Not sure which github issue the bot wants us to use, but this has become a must have feature for me. When announced, I was very excited for Agent support and I think it has a ton of potential. Unfortunately, I've completely stopped using it because of the lack of transparency. Without the ability to see what the agents are doing, they can't be used for non-trivial tasks.

onerok avatar Aug 20 '25 23:08 onerok

definitely needs this, as nopoint of wasting tokens when you dont even know what kind of decisions CC is taking , are they correct or not etc etc

Amansaxena001 avatar Sep 04 '25 11:09 Amansaxena001

Also, for now, it's too much of a trouble to force Claude Code to actually use the sub-agents automatically on every suitable case. Together with lack of transparency, it makes sub-agents unfortunately unreliable for me (hope for improvements, because it's an essential thing).

art-shen avatar Sep 12 '25 14:09 art-shen

Oh, does nobody know about the --verbose --debug option? That works okayish for me.
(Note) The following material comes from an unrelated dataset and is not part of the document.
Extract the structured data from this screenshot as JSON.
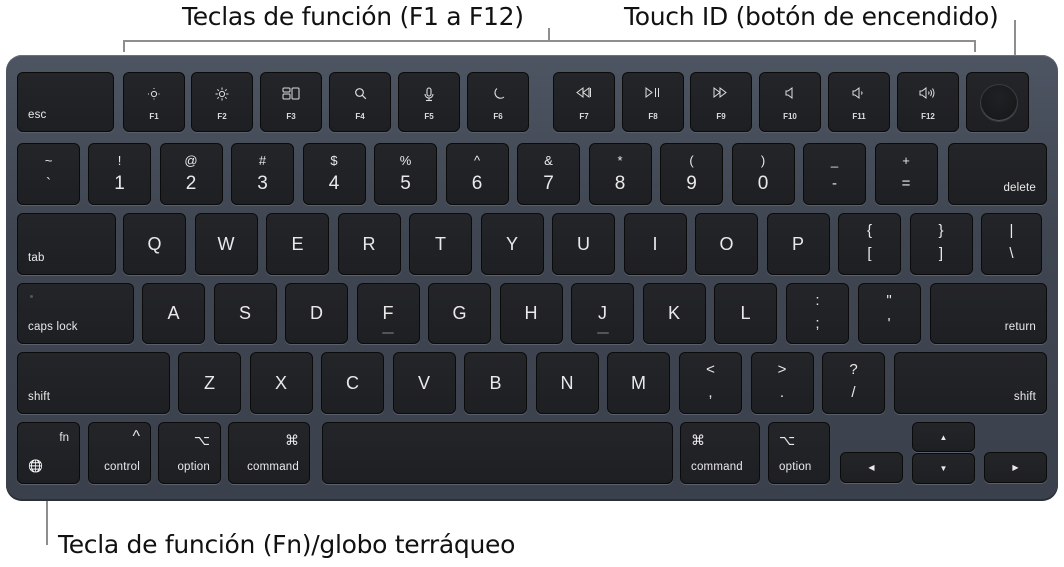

I was actually looking to see if anybody had opened the reason why it's only okayish: even though you can see the steps it's taking, it has an abysmal UI while at work... the subagent output plays VERY un-nicely with the rest of the TUI, and it causes the TUI to rapidly scroll around several times per second. It's basically an epilepsy test. I haven't gotten yet to the point in my claude code reversing sideproject to figure out where exactly the bug/problem is in their react usage, but I bet it's something simple like two hooks fighting eachother. There's also no way to see the thinking tokens, but that's less annoying than a terminal that's flying around like skynet has taken over.

ariccio avatar Sep 13 '25 00:09 ariccio

is this supported? skills are also released. We need this as without this no-one can truly understand what the agent is doing and we on the other side can't optimize the prompt further

Amansaxena001 avatar Oct 23 '25 13:10 Amansaxena001

Yeah the only way is to make it log all messages with debug/verbose and create a tool that parses those JSONs and stores in a local DB, then create a local react frontend to display the sessions and tool calls ,subagent calls etc

Essentially you need to make a full stack of monitoring before you can troubleshoot subagents

awrobel-gd avatar Oct 27 '25 09:10 awrobel-gd

It would be especially valuable to see which skills are being invoked by subagents. Maybe we can start with adding better visibility for skills in particular?

The Plan subagent often chains multiple skills together with zero indication to the user. When debugging or understanding what's happening, it would be super helpful to know that "Plan invoked the typescript skill, which then called Read/Edit tools".

PaulRBerg avatar Nov 23 '25 09:11 PaulRBerg

It would be especially valuable to see which skills are being invoked by subagents. Maybe we can start with adding better visibility for skills in particular?

The Plan subagent often chains multiple skills together with zero indication to the user. When debugging or understanding what's happening, it would be super helpful to know that "Plan invoked the typescript skill, which then called Read/Edit tools".

I'm also noticing that the latest update doesn't seem to be showing what skills are loading at all??

ariccio avatar Nov 23 '25 10:11 ariccio

This issue has been inactive for 30 days. If the issue is still occurring, please comment to let us know. Otherwise, this issue will be automatically closed in 30 days for housekeeping purposes.

github-actions[bot] avatar Dec 23 '25 10:12 github-actions[bot]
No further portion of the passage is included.